Global chemicals distributor Univar Inc. is mixing it up more with digital commerce—and it’s starting to pay off, executives say.
The company’s e-commerce platform, at MyUnivar.com, has produced steady increases in web traffic since it relaunched a year ago, as customers use it to access documents and place and track orders from any desktop or mobile device, David Jukes, president and CEO, says.
“We’re really pushing digital commerce,” adds Steve Martinez, senior director of digital commerce. “It’s the only way we’re going to scale and hit our goals.”
Univar, based in the Chicago suburb of Downers Grove, distributes worldwide “specialty and basic” chemicals used in industrial and consumer products from a network of more than 8,000 suppliers. It also has been increasing training programs for its worldwide network of sale agents, “with the goal of achieving sustainable, double-digit growth,” Jukes said on a conference call in May about Univar’s first-quarter financials.
Benefits for Univar and its customers
Univar doesn’t break out e-commerce revenue, but the combination of a stronger digital commerce operation and a more effective sales force has helped it to produce sharply improved financial results in the past year. For the first quarter ended March 31, net sales grew 8.0% to $2.16 billion from $2.0 billion a year earlier, as net income nearly tripled to $65.4 million from $22.6 million.
Univar attributes much of the surge in net income to a sharp drop in operating costs. Part of the contributor to that drop is the self-service ability that MyUnivar.com provides to let customers place orders and download important documents—such as safety data sheets required for safe use of chemicals without having to go through a sales rep during business hours.
“We’re seeing an increasing number of orders placed outside of standard business operating hours,” Jukes says.
MyUnivar.com, built on the CloudCraze e-commerce platform from Salesforce.com Inc., was designed with such features as two-click re-ordering, personalized product recommendations and instant downloads of SDS documents to expedite service for customers as well as purchasing. “We’ve made things like SDS sheets available 24/7 online that customers formerly had to wait for,” Martinez says.
When customers log into MyUnivar.com, they often see alerts that recommend purchases of items based on their past buying activity. “If a customer is off-cadence from their ordering pattern, we say, ‘You might want to place an order for this.’ It saves them time from having to return and order,” Martinez says.

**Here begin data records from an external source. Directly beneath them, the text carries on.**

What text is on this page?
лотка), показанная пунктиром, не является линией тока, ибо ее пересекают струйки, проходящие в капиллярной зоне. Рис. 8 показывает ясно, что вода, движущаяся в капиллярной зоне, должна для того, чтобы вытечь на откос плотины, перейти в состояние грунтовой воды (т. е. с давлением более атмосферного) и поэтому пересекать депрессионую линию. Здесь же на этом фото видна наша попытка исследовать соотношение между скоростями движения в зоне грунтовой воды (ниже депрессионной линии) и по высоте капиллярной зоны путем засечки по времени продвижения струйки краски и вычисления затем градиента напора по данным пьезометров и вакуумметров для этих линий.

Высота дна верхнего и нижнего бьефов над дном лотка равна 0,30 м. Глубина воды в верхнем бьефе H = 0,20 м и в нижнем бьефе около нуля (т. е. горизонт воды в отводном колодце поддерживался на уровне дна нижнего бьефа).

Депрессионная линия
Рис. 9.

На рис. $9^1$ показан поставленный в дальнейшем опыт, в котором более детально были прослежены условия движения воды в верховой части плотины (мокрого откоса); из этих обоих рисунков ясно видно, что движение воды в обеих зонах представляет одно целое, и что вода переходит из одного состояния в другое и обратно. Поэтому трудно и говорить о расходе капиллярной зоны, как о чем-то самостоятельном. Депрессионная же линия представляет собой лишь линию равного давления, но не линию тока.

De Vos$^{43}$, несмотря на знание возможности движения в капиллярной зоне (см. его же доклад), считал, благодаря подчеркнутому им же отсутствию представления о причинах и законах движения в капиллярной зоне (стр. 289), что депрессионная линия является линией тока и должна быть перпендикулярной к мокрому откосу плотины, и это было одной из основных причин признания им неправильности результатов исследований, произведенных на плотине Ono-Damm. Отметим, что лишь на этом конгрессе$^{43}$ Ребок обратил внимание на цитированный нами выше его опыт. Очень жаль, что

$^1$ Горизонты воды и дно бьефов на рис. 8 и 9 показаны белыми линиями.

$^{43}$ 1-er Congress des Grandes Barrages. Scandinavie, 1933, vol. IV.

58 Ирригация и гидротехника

Sharing customer demand data with suppliers
While building online features that make online buying easier for customers, Univar also is using its digital commerce platform to compile data on customer demand and share that information with its suppliers, Jukes says. “We’re developing a suite of digital tools to help drive demand, as well as connect supplier to the data we capture in the marketplace,” he says.
The CloudCraze platform, which operates as part of the Salesforce Commerce Cloud software suite, was deployed in eight weeks, replacing a legacy platform that would have taken more time and cost to upgrade, Martinez says. Univar also runs Salesforce CRM software, which integrates with CommerceCloud.
Salesforce doesn’t publicly display the cost of deploying Commerce Cloud, noting that pricing depends on the features and order volume associated with each client’s e-commerce site.